The results came just weeks after South Australia closed its last coal power station, and the ACT announced a target to source 100% of its energy from renewable sources by 2020.
The report examined state and territory percentages of renewable electricity, the amount of large-scale renewable capacity per capita and the policy settings driving renewables.
NSW was bottom of the class in every category except rooftop solar. But it beat only Tasmania, which receives less solar radiation than any state or territory.
The Climate Council gave South Australia the highest score; 40% of its electricity comes from renewables, and it has a 50% renewable energy target for 2025 and a substantial large-scale renewable capacity.
Tasmania was ranked second, with 95% of its electricity coming from renewables, but a low level of large-scale renewables besides hydro and a low uptake of rooftop solar.
The territories had no comparable data for the percentage of their electricity that came from renewables, so they were scored separately. But the ACT was singled out as a leader for its 100% renewable energy target, which it will achieve using reverse auctions for large-scale renewable energy.
In the middle of the pack were Queensland, Western Australia and Victoria, although Queensland recently overtook South Australia with rooftop solar, now at 29.6% of households.
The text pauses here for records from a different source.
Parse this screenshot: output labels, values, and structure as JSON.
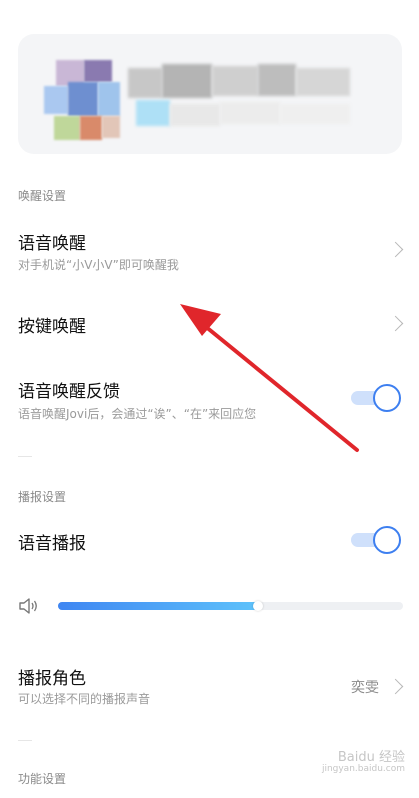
{
  "sections": {
    "wake": "唤醒设置",
    "broadcast": "播报设置",
    "function": "功能设置"
  },
  "rows": {
    "voice_wake": {
      "title": "语音唤醒",
      "subtitle": "对手机说“小V小V”即可唤醒我"
    },
    "button_wake": {
      "title": "按键唤醒"
    },
    "voice_wake_feedback": {
      "title": "语音唤醒反馈",
      "subtitle": "语音唤醒Jovi后，会通过“诶”、“在”来回应您",
      "enabled": true
    },
    "voice_broadcast": {
      "title": "语音播报",
      "enabled": true
    },
    "broadcast_role": {
      "title": "播报角色",
      "subtitle": "可以选择不同的播报声音",
      "value": "奕雯"
    }
  },
  "volume": {
    "level_percent": 58
  },
  "watermark": {
    "text": "Baidu 经验",
    "domain": "jingyan.baidu.com"
  },
  "colors": {
    "accent": "#3d7ff0",
    "arrow": "#e0262b"
  }
}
NSW and Victoria were the only states to have decreased the percentage of their electricity sourced from renewables. Between 2013 and 2014, NSW’s share of renewable energy dropped from 7% to 6% and Victoria’s from 12% to 10%.
The Northern Territory was highlighted as lagging, along with NSW, with no specific renewable energy targets or policies and a low uptake of rooftop solar.
Andrew Stock, a climate counsellor, energy expert and author of the report, said states could play a key role in driving the transition to renewable energy.
“Achieving 50% renewable energy by 2030 is a key, achievable step Australia must take to meet its share of the global commitment to keeping global temperature rise below 2C, and the states and territories have a crucial role to play in meeting that goal,” Stock said.
A key part of making space for renewable energy was shutting down coal-fired power stations.
“States need to start planning for an orderly closure of Australia’s most polluting coal-fired power plants which would reduce oversupply and eliminate one of the key barriers to renewables investment.”